Ignacio was telling me about the depopulation of the Pyranees and you can see it in the now forested terraces and abandoned cement works. Great for tourists or so you’d think except that Spanish tourists apparently care more about cost. It’s not cheap to offer a service in an area where there aren’t many, so maybe the caca is a blessing.

I stopped at a bar and watched a pair of Collared Doves, who while very pretty were not very good at building a nest. The male’s job was finished when he put a twig on the females back. She looked at him as if to say, what did you do that for and the twig fell on the ground. He flew down picked it up and took it back to her. Ok you want me to put it in our nest and she made an effort to incorporate it into the untidy pile of twigs she’d assembled. The egg when it does come is going to give the bar’s customers below an unexpected omelet.

I had a proper lunch in Berga. Paella to start, skate with ratatouille and a tart half way between crème caramel and cheesecake with a bottle of wine and coffee for eleven Euros. Meanwhile I wistfully noticed that Catalans have a healthy disregard for the bodywork of their vehicles, most were scraped or dented.

La Pobla

Enterprise obviously hadn’t made it to this part of Spain yet, I thought as I checked in for my hired car at Gatwick a few days later. This is a different lifestyle and makes Berga for all of its ennui a worthy place. I pushed my bike along small alleyways around the old church and up to the hospital to where I’d been yesterday to avoid the Tunnel de Berga.

Back in Borreda the boys in the bar were gobbling like turkeys as they talked in Catalan when I went for a last beer.

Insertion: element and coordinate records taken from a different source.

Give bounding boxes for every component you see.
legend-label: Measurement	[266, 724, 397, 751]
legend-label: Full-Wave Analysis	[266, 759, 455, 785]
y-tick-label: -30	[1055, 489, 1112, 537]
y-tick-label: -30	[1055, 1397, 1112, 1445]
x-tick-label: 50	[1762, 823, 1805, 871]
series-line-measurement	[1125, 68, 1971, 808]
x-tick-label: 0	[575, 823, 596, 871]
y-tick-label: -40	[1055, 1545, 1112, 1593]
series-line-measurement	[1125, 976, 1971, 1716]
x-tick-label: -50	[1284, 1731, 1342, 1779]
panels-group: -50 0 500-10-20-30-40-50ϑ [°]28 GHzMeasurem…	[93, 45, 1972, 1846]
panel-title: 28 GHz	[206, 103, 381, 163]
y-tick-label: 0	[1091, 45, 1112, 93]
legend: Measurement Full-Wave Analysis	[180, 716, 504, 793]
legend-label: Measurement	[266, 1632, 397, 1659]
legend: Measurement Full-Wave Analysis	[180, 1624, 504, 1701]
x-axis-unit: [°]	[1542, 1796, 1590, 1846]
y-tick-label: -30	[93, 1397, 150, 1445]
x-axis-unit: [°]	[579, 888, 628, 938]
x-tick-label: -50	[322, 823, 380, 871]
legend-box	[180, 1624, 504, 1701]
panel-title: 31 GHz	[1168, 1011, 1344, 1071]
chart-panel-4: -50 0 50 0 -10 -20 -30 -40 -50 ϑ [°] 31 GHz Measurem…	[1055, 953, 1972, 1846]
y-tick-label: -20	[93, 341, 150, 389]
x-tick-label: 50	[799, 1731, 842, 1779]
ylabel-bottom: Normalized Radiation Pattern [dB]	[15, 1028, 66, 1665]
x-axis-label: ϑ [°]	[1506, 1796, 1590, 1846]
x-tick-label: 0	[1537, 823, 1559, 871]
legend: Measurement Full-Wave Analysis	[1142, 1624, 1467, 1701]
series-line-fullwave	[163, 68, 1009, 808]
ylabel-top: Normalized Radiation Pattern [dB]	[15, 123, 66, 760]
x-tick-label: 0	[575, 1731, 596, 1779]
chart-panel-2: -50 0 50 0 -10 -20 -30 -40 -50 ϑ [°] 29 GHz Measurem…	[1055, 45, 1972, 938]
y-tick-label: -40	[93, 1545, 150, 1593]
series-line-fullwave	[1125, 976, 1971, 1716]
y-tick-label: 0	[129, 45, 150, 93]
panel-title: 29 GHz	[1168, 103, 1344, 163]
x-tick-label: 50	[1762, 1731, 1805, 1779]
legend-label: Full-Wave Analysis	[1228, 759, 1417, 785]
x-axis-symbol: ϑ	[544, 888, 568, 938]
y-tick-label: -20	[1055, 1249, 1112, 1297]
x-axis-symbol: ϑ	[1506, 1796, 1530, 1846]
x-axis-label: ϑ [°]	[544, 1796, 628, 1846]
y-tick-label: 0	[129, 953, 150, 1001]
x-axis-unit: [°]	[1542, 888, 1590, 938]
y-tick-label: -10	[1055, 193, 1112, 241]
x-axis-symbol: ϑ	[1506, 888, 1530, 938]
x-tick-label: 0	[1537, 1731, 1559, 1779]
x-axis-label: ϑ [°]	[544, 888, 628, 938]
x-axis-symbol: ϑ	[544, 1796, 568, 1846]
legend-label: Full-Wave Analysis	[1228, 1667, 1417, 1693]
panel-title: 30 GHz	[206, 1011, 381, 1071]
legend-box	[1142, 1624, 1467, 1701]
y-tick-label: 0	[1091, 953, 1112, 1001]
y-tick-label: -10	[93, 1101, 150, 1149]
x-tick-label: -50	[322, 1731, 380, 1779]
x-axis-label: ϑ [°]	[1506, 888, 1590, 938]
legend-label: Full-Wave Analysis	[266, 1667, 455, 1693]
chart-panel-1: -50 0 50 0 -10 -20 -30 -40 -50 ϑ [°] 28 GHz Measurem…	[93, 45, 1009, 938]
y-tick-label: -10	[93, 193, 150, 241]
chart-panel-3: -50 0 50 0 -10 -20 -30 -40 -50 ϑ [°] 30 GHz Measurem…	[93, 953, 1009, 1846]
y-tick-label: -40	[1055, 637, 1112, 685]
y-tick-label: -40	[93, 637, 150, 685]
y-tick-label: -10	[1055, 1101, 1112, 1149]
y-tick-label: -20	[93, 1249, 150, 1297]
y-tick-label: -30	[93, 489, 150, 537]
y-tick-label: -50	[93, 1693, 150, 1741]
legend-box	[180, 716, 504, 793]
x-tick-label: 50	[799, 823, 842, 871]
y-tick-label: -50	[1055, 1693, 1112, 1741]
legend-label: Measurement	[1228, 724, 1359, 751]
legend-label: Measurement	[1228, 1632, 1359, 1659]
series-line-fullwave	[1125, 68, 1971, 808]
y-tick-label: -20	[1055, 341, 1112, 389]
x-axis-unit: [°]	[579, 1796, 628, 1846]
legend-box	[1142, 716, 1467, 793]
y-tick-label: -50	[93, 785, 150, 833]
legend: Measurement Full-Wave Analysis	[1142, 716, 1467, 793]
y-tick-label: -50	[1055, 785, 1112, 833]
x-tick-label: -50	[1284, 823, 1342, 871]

Cuckoos trumpeted my departure, a concerto scored for all participating songbirds. I remembered the route as downhill all the way. I try hard to maintain a healthy pessimism in my approach to life but my mind gave me away. The first four kilometers were straight up and it wasn’t until the last ten that the gradient shifted. The bursting woods, birdsong, roadside flowers and hills gave this last ride an edge of sadness as I was leaving this beautiful place, Ignacio, El Querol, Borreda. After five days I needed someone to have dinner with but I’d found peace there.